The Hound of the Baskervilles opens with a mini mystery—the story of an attempted murder inspired by the legend of a fearsome hound of supernatural origin. Sherlock Holmes and his companion Doctor Watson investigate the case. They speculate on the identity of the owner of a cane that has been left in their office by an unknown visitor. Holmes predicts the appearance of James Mortimer, owner of the found object and a convenient entrée into the baffling curse of the Baskervilles.

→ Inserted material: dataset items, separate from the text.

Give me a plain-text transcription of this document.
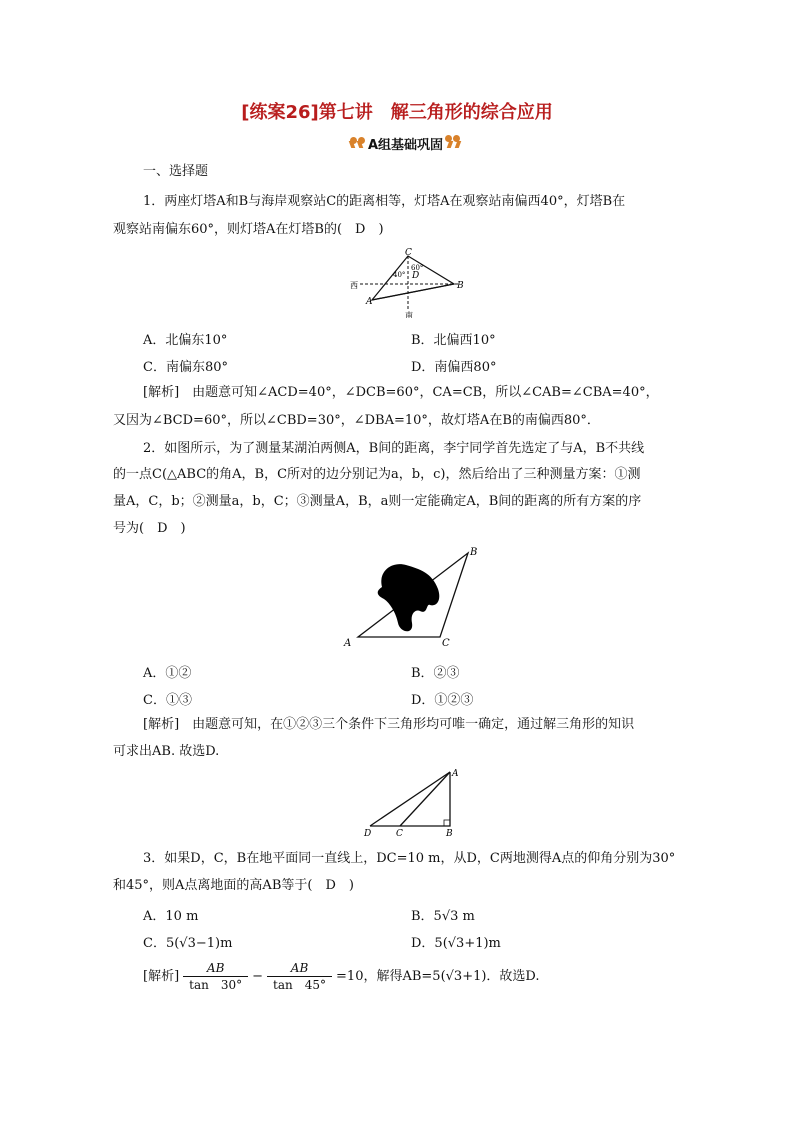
[练案26]第七讲　解三角形的综合应用
A组基础巩固
一、选择题
1．两座灯塔A和B与海岸观察站C的距离相等，灯塔A在观察站南偏西40°，灯塔B在
观察站南偏东60°，则灯塔A在灯塔B的(　D　)
C
D
A
B
西
南
40°
60°
A．北偏东10°	B．北偏西10°
C．南偏东80°	D．南偏西80°
[解析]　由题意可知∠ACD=40°，∠DCB=60°，CA=CB，所以∠CAB=∠CBA=40°，
又因为∠BCD=60°，所以∠CBD=30°，∠DBA=10°，故灯塔A在B的南偏西80°．
2．如图所示，为了测量某湖泊两侧A，B间的距离，李宁同学首先选定了与A，B不共线
的一点C(△ABC的角A，B，C所对的边分别记为a，b，c)，然后给出了三种测量方案：①测
量A，C，b；②测量a，b，C；③测量A，B，a则一定能确定A，B间的距离的所有方案的序
号为(　D　)
A	C
B
A．①②	B．②③
C．①③	D．①②③
[解析]　由题意可知，在①②③三个条件下三角形均可唯一确定，通过解三角形的知识
可求出AB. 故选D.
A
D	C	B
3．如果D，C，B在地平面同一直线上，DC=10 m，从D，C两地测得A点的仰角分别为30°
和45°，则A点离地面的高AB等于(　D　)
A．10 m	B．5√3 m
C．5(√3−1)m	D．5(√3+1)m
[解析] $\frac{AB}{\tan 30^\circ} - \frac{AB}{\tan 45^\circ} =10$，解得AB=5(√3+1)．故选D.
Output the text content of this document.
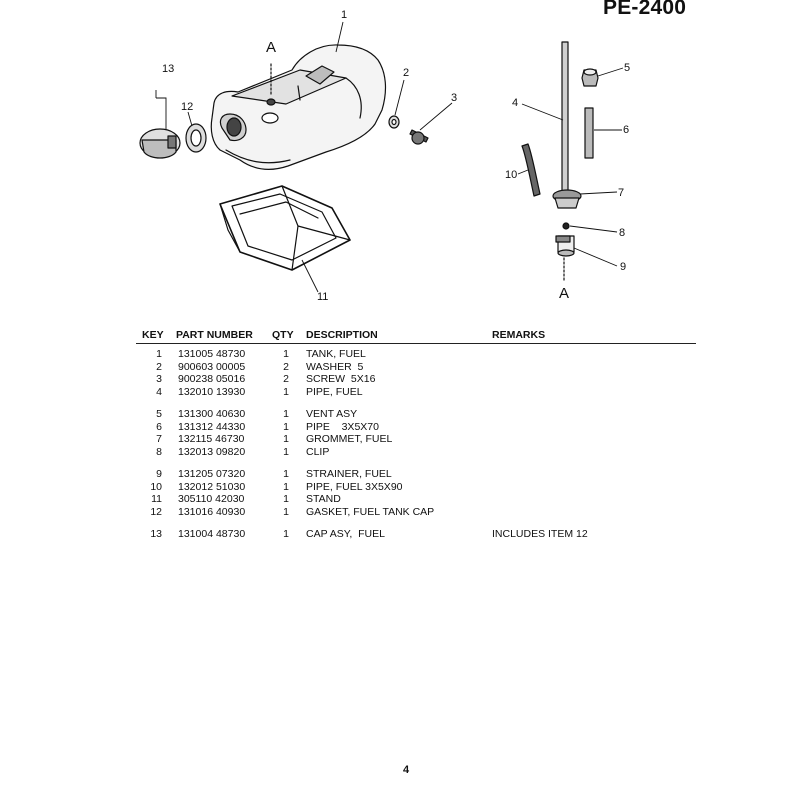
PE-2400
1
2
3	4
5
6
7
8
9
10
11
12
13
A
A
KEY PART NUMBER QTY DESCRIPTION	REMARKS
1 131005 48730	1	TANK, FUEL
2 900603 00005	2	WASHER  5
3 900238 05016	2	SCREW  5X16
4 132010 13930	1	PIPE, FUEL
5 131300 40630	1	VENT ASY
6 131312 44330	1	PIPE    3X5X70
7 132115 46730	1	GROMMET, FUEL
8 132013 09820	1	CLIP
9 131205 07320	1	STRAINER, FUEL
10 132012 51030	1	PIPE, FUEL 3X5X90
11 305110 42030	1	STAND
12 131016 40930	1	GASKET, FUEL TANK CAP
13 131004 48730	1	CAP ASY,  FUEL	INCLUDES ITEM 12
4
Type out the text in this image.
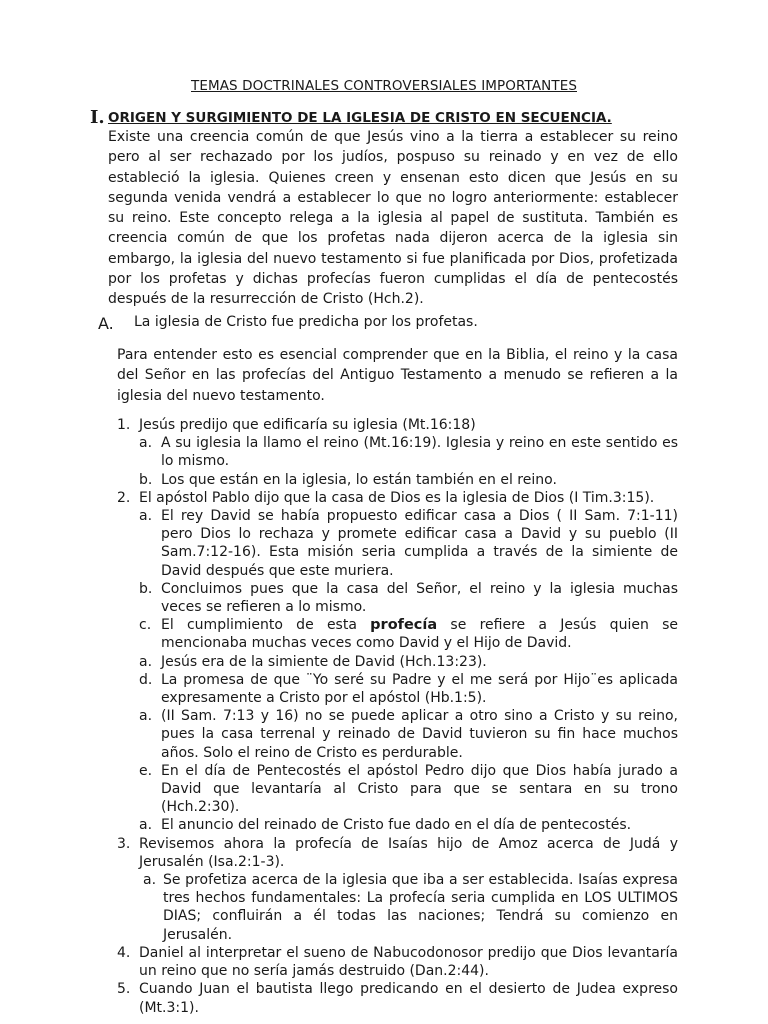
TEMAS DOCTRINALES CONTROVERSIALES IMPORTANTES
I. ORIGEN Y SURGIMIENTO DE LA IGLESIA DE CRISTO EN SECUENCIA.
Existe una creencia común de que Jesús vino a la tierra a establecer su reino pero al ser rechazado por los judíos, pospuso su reinado y en vez de ello estableció la iglesia. Quienes creen y ensenan esto dicen que Jesús en su segunda venida vendrá a establecer lo que no logro anteriormente: establecer su reino. Este concepto relega a la iglesia al papel de sustituta. También es creencia común de que los profetas nada dijeron acerca de la iglesia sin embargo, la iglesia del nuevo testamento si fue planificada por Dios, profetizada por los profetas y dichas profecías fueron cumplidas el día de pentecostés después de la resurrección de Cristo (Hch.2).
A. La iglesia de Cristo fue predicha por los profetas.
Para entender esto es esencial comprender que en la Biblia, el reino y la casa del Señor en las profecías del Antiguo Testamento a menudo se refieren a la iglesia del nuevo testamento.
1. Jesús predijo que edificaría su iglesia (Mt.16:18)
a. A su iglesia la llamo el reino (Mt.16:19). Iglesia y reino en este sentido es lo mismo.
b. Los que están en la iglesia, lo están también en el reino.
2. El apóstol Pablo dijo que la casa de Dios es la iglesia de Dios (I Tim.3:15).
a. El rey David se había propuesto edificar casa a Dios ( II Sam. 7:1-11) pero Dios lo rechaza y promete edificar casa a David y su pueblo (II Sam.7:12-16). Esta misión seria cumplida a través de la simiente de David después que este muriera.
b. Concluimos pues que la casa del Señor, el reino y la iglesia muchas veces se refieren a lo mismo.
c. El cumplimiento de esta profecía se refiere a Jesús quien se mencionaba muchas veces como David y el Hijo de David.
a. Jesús era de la simiente de David (Hch.13:23).
d. La promesa de que ¨Yo seré su Padre y el me será por Hijo¨es aplicada expresamente a Cristo por el apóstol (Hb.1:5).
a. (II Sam. 7:13 y 16) no se puede aplicar a otro sino a Cristo y su reino, pues la casa terrenal y reinado de David tuvieron su fin hace muchos años. Solo el reino de Cristo es perdurable.
e. En el día de Pentecostés el apóstol Pedro dijo que Dios había jurado a David que levantaría al Cristo para que se sentara en su trono (Hch.2:30).
a. El anuncio del reinado de Cristo fue dado en el día de pentecostés.
3. Revisemos ahora la profecía de Isaías hijo de Amoz acerca de Judá y Jerusalén (Isa.2:1-3).
a. Se profetiza acerca de la iglesia que iba a ser establecida. Isaías expresa tres hechos fundamentales: La profecía seria cumplida en LOS ULTIMOS DIAS; confluirán a él todas las naciones; Tendrá su comienzo en Jerusalén.
4. Daniel al interpretar el sueno de Nabucodonosor predijo que Dios levantaría un reino que no sería jamás destruido (Dan.2:44).
5. Cuando Juan el bautista llego predicando en el desierto de Judea expreso (Mt.3:1).
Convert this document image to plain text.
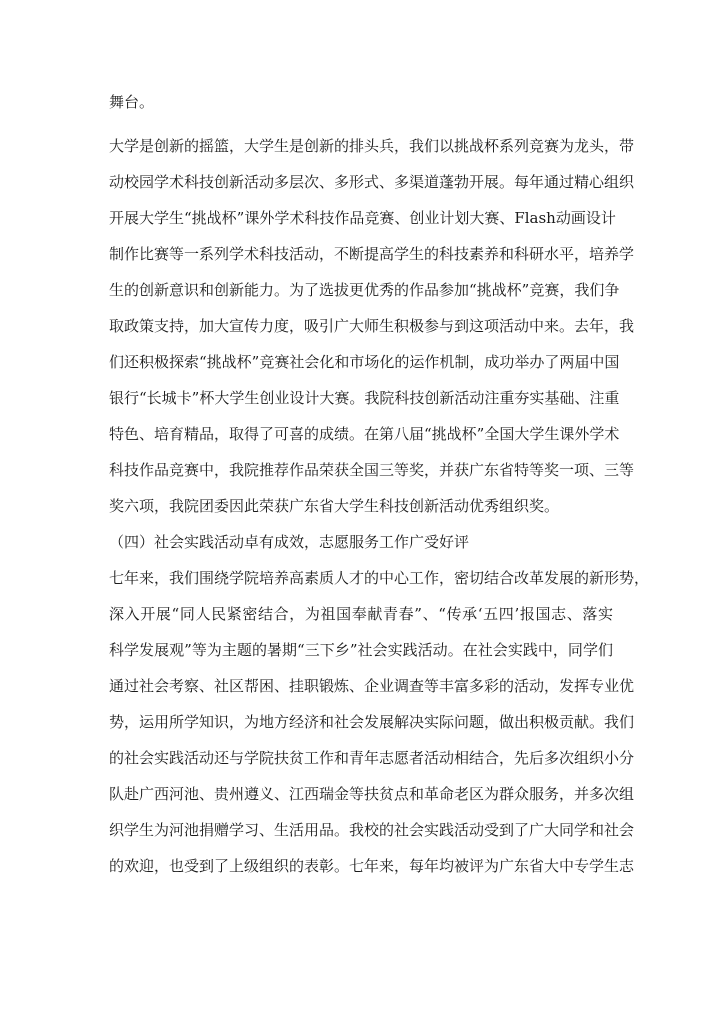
舞台。
大学是创新的摇篮，大学生是创新的排头兵，我们以挑战杯系列竞赛为龙头，带
动校园学术科技创新活动多层次、多形式、多渠道蓬勃开展。每年通过精心组织
开展大学生“挑战杯”课外学术科技作品竞赛、创业计划大赛、Flash动画设计
制作比赛等一系列学术科技活动，不断提高学生的科技素养和科研水平，培养学
生的创新意识和创新能力。为了选拔更优秀的作品参加“挑战杯”竞赛，我们争
取政策支持，加大宣传力度，吸引广大师生积极参与到这项活动中来。去年，我
们还积极探索“挑战杯”竞赛社会化和市场化的运作机制，成功举办了两届中国
银行“长城卡”杯大学生创业设计大赛。我院科技创新活动注重夯实基础、注重
特色、培育精品，取得了可喜的成绩。在第八届“挑战杯”全国大学生课外学术
科技作品竞赛中，我院推荐作品荣获全国三等奖，并获广东省特等奖一项、三等
奖六项，我院团委因此荣获广东省大学生科技创新活动优秀组织奖。
（四）社会实践活动卓有成效，志愿服务工作广受好评
七年来，我们围绕学院培养高素质人才的中心工作，密切结合改革发展的新形势，
深入开展“同人民紧密结合，为祖国奉献青春”、“传承‘五四’报国志、落实
科学发展观”等为主题的暑期“三下乡”社会实践活动。在社会实践中，同学们
通过社会考察、社区帮困、挂职锻炼、企业调查等丰富多彩的活动，发挥专业优
势，运用所学知识，为地方经济和社会发展解决实际问题，做出积极贡献。我们
的社会实践活动还与学院扶贫工作和青年志愿者活动相结合，先后多次组织小分
队赴广西河池、贵州遵义、江西瑞金等扶贫点和革命老区为群众服务，并多次组
织学生为河池捐赠学习、生活用品。我校的社会实践活动受到了广大同学和社会
的欢迎，也受到了上级组织的表彰。七年来，每年均被评为广东省大中专学生志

Sir Arthur Conan Doyle was born on May 22, 1859 in Edinburgh, England.
Educated at Stonyhurst, he went on to study medicine at Edinburgh University. It was here that he met Dr Joseph Bell, whose handling of cases inspired him to formulate his own methods of detection. These were to prove a great success with the many detective novels he was to write in the future.
When Doyle set up practice in Southsea, he thought of writing as a means of subsidiary income. It was during the periods when he waited for his patients that he first began to write, and A Study of Scarlet was published in 1887. Micah Clarke followed, and finally established him as a writer.
Several stories were written, one after the other, the greatest achievement being his creation of Sherlock Holmes. Holmes was to become one of the most popular fictional characters in the world, loved for his detective adventures. At one time Sir Arthur Conan Doyle ';killed' him in a story, but public protest forced him to bring Holmes back to life.
During 1901-02, Sir Arthur Conan Doyle wrote The Hound of the Baskervilles, which became the most celebrated case he had written so far.
Busy years followed, and he shifted his attention to real life detection work, helping those convicted with crimes they had not committed. His other well-known works are The Great Boer War The Valley of Fear and His Last Bow.
Sir Arthur Conan Doyle died on July 7, 1930.